The first step is to get the components of composites – the discontinuous phase and continuous phase together. In most cases, the continuous phase is a polymer. It can be a thermoset or thermoplastic polymer. Fiberglass, carbon fibers or these fibers woven, knitted, stitched or bonded together to form a fabric or cloth, are some examples of the discontinuous phase. Layup is a term that most often describes this process. Hand layup and spray layup are the two most common types of layups.
Hand layup is further classified into dry and wet layup. During dry layup, dry fabric is placed over each other to form a layered stack. The fabric layers are also known as “plies,” or prepreg plies. The continuous phase, a resin, is infused through this stack.
A variation of this method is known as wet layup. Each ply layer is coated with the resin using rollers or brushes. Then the next ply layer is placed over this coated layer and resin is coated on this layer and so on. The resin applied during hand layup are infused into the pry by application of pressure. This video succinctly explains this process.
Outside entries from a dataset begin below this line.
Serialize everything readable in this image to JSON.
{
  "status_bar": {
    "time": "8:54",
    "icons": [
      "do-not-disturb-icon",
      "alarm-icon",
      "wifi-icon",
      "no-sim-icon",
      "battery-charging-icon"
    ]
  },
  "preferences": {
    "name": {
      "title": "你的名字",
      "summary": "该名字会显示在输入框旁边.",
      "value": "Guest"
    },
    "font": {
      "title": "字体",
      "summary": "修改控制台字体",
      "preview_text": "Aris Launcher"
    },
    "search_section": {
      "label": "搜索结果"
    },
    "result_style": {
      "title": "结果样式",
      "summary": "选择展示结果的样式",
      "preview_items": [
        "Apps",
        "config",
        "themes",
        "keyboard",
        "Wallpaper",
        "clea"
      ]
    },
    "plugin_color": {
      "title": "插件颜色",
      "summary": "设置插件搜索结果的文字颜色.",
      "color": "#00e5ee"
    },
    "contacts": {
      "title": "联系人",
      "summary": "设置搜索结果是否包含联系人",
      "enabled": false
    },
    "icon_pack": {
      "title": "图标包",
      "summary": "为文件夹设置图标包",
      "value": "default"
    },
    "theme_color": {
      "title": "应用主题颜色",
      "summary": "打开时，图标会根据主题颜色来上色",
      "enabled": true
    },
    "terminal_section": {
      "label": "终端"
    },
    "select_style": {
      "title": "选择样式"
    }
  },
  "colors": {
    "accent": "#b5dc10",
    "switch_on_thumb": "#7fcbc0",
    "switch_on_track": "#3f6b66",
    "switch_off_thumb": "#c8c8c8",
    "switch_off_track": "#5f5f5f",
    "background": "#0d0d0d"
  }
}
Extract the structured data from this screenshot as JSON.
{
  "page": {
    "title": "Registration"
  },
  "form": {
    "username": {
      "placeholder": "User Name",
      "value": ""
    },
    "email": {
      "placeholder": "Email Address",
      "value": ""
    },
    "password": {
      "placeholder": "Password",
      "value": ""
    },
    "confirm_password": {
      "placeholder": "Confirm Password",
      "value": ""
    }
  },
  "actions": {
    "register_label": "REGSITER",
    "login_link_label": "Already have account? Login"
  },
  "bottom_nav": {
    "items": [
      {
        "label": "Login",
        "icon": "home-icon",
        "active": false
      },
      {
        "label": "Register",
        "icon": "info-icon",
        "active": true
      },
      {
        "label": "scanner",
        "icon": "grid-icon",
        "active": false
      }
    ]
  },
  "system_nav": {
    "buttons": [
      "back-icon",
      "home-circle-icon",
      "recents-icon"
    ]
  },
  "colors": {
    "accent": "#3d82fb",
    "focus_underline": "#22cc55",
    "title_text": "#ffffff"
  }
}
Spray layup involves passing Fibers through a hand-held gun to cut them into shorter lengths. These shortened fibered are passed into a resin steam spraying them together onto a surface.
Hand or spray laid composites are laid out or filled into molds (also called tools) that hollow shaped designed according to the implant part specifications. In other cases, these semifinished composites do not take the shape of molds but are available in standard sheet or bulk shapes. If they are present as sheets, they are known as sheet molding compounds, and if present in any other bulk shape, they are known as bulk molding compounds.
All composite materials are cured. Curing is a chemical reaction that crosslinks the polymer resins. The most common method of initiating crosslinking is through the application of heat. Other methods include exposure to ultraviolet light, microwaves, or high-energy electrons (e-beam curing). The viscosity of the resin which is originally has a paste-like consistency increases with increase in crosslinking between the polymer strands. The resin first forms a gel which indicates the formation of a three-dimensional network and then further tightens into a stiff structure. The network at this stage is said to be vitrified. No more reaction occurs at this stage at the particular temperature.
Curing in the simplest case can happen under standard atmospheric conditions. However, in a large number of cases pressure is applied to improve or accelerate the curing process. Depending on the type of pressure applied and additional processing of the semifinished composite, you would come across terminologies that represent more sophisticated composite manufacturing methods such as vacuum bag autoclaving, compression molding and injection molding.